Au milieu du mois de mai, le système d’Intelligence Artificielle Grok appartenant à Elon Musk et intégré au réseau social X (ex-Twitter) sous forme de chatbot, s’est mise à parler du « génocide anti-Blancs en Afrique du Sud », sans qu’on ne lui ait posé de question à ce sujet.
Sur X, il devient vite clair qu’il ne s’agit pas d’un problème isolé et dans quantité de messages écrits par l’IA pendant quelques heures, l’Afrique du Sud est mentionnée, de même que les supposées violences dirigées contre les personnes blanches dans le pays.
Il n’existe cependant aucune preuve que la communauté blanche d’Afrique du Sud, aussi appelée Afrikaners, soit victime d’attaques basées sur leur origine, même si de multiples fake news et théories du complot tentent de tirer parti de l’insécurité dans le pays pour imposer ce récit.
Sur X, le problème de Grok est tel que xAI, l’entreprise derrière le chatbot, prend la parole sur X deux jours plus tard pour expliquer qu’une « modification non autorisée » a été apportée au code de Grok, et a causé les réponses sur « ce sujet politique ».
Ce n’est pas le seul problème auquel xAI est confronté : le 15 mai, Grok explique être « sceptique » quant au nombre de morts pendant l’Holocauste, et écrit que « les chiffres peuvent être manipulés pour des raisons politiques ». Là aussi, la controverse est immédiate. Rappelons que, s’il est difficile d’obtenir un chiffre précis du nombre de victimes de la Shoah, les experts du sujet s’accordent pour dire que le régime Nazi a assassiné environ 6 millions de personnes juives.
xAI, dans un autre message d’excuse, a expliqué qu’il s’agissait d’une « erreur de programmation, et non pas d’un déni intentionnel […] Une modification non autorisée a conduit Grok à remettre en question certains récits historiques, notamment le chiffre de six millions de morts pendant l’Holocauste« .
Sur deux histoires sensibles, Grok a énoncé deux contre-vérités aux conséquences sérieuses. Car 6,7 millions de personnes utilisent Grok quotidiennement.

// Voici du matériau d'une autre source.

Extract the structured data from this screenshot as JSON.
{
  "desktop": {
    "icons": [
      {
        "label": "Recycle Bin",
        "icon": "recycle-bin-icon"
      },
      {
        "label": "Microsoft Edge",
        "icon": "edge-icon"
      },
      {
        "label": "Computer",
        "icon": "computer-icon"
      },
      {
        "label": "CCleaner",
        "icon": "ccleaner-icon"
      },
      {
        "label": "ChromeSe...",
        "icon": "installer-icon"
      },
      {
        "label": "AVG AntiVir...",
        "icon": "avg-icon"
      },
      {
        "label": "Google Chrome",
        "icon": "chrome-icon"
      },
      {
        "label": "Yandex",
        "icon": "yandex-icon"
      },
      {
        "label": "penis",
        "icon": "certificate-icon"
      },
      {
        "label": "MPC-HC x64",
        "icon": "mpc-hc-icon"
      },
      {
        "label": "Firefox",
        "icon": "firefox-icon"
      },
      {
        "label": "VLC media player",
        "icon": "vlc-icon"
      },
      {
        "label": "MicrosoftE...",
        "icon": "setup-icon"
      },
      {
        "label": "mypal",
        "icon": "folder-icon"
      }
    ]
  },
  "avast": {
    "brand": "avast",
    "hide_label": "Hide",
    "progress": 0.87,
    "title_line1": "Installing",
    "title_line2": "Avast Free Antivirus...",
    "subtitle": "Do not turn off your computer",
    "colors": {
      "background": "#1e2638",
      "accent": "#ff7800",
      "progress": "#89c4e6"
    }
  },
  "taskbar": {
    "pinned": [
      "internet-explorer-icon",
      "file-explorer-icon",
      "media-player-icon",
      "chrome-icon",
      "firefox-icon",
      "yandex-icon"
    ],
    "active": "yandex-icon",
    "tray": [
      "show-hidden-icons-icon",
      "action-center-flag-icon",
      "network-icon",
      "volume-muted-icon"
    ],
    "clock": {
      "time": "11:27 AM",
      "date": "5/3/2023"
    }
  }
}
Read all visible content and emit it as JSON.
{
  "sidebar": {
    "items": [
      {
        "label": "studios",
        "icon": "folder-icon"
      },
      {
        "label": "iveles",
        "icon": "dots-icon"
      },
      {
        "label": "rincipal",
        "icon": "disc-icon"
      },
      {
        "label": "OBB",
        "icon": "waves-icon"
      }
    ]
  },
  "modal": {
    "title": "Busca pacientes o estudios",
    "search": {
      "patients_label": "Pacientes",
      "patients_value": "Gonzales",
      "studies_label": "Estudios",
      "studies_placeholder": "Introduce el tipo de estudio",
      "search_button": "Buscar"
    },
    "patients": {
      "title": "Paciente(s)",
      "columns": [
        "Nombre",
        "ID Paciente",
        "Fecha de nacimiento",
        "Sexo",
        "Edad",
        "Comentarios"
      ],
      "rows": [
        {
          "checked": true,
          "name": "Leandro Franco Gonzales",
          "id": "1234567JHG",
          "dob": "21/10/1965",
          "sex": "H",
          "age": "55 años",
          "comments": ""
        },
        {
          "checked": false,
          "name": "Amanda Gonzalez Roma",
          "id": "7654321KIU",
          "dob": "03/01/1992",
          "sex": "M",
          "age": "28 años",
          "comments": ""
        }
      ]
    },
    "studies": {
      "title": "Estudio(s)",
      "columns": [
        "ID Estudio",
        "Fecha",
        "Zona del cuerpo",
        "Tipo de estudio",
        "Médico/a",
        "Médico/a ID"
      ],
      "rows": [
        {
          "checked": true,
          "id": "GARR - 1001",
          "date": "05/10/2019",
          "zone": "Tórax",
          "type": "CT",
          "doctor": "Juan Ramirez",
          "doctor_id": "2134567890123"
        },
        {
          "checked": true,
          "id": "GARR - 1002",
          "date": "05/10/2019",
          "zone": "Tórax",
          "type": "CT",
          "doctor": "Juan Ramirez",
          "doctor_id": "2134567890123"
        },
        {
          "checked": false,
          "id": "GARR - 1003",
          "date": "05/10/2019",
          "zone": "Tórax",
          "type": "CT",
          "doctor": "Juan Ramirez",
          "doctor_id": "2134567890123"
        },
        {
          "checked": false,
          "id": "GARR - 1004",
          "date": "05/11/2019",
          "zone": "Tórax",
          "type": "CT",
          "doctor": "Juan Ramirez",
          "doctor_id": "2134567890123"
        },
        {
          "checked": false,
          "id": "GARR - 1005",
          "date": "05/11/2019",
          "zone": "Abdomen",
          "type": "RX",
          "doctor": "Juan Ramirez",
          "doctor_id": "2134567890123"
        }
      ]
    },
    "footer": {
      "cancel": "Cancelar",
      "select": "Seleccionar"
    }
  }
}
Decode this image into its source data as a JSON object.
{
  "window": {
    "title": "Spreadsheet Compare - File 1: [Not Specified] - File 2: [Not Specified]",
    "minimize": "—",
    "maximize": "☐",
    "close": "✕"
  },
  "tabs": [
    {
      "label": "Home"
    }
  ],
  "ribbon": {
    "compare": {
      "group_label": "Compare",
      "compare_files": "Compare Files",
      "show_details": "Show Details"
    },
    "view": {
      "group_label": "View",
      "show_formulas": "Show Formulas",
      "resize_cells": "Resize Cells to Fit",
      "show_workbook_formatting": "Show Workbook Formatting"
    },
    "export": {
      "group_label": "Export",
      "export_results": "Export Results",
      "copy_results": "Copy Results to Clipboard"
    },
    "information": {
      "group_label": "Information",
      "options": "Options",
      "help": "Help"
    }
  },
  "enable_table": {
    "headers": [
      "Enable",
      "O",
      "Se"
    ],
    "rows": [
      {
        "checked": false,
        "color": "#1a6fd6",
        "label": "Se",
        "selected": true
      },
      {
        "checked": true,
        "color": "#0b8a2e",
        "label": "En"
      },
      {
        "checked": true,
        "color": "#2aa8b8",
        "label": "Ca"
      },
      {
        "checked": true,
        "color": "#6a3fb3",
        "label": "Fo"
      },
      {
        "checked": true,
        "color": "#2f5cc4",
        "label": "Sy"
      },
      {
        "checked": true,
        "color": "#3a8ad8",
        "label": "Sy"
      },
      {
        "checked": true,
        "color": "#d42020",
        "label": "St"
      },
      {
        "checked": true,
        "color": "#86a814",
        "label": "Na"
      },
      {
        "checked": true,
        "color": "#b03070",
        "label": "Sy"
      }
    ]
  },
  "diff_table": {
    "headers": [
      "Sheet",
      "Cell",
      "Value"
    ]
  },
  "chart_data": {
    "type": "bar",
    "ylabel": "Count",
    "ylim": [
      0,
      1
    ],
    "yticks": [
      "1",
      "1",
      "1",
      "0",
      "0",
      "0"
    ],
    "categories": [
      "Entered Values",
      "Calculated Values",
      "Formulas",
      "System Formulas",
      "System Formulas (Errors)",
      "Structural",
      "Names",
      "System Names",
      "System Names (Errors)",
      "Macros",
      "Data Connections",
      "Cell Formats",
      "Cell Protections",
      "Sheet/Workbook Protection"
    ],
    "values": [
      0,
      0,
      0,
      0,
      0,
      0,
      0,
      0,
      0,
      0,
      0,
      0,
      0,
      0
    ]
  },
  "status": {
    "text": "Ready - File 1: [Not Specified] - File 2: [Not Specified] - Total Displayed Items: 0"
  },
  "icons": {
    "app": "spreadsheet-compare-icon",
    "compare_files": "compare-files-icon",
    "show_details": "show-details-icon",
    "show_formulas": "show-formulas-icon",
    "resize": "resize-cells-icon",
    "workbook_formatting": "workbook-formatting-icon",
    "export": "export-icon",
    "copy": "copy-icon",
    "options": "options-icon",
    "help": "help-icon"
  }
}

Et l’IA est offerte gratuitement à tous les utilisateurs de X, soit près 586 millions de personnes. Une force de frappe, qui rend ses dérapages inquiétants.
« Grok est utilisé en tant qu’arbitre, juge de paix, maître de la vérité« , alerte Laurent Cordonier, chercheur en désinformation à la Fondation Descartes. « Dès qu’il y a un débat, les utilisateurs demandent à Grok si tel propos est vrai ou non ». Là où les autres intelligences artificielles sont, elles, plutôt utilisées pour faire des recherches ou effectuer des tâches précises. Les réponses de Grok font donc autorité sur X, d’autant plus qu’elles sont affichées publiquement, sous forme de tweets lisibles par tout le monde.
Grande fierté d’Elon Musk, ce chatbot IA est présenté comme un agent « en quête de vérité ». Il est également supposé ne pas avoir autant de biais ou de restrictions que ChatGPT, qui a par exemple l’interdiction de proférer des propos dangereux. Grok, avec son « côté rebelle », a longtemps été présenté comme une alternative aux autres IA, jugées trop libérales par Elon Musk.
L’affaire rappelle avec netteté que les intelligences artificielles ne sont pas des outils neutres, détenteurs de la vérité. Les chatbots obéissent aux ordres qu’on leur donne, qu’ils s’agissent de tentatives maladroites de mettre en avant des théories du complot sur un génocide, ou des interdictions de donner des informations dangereuses.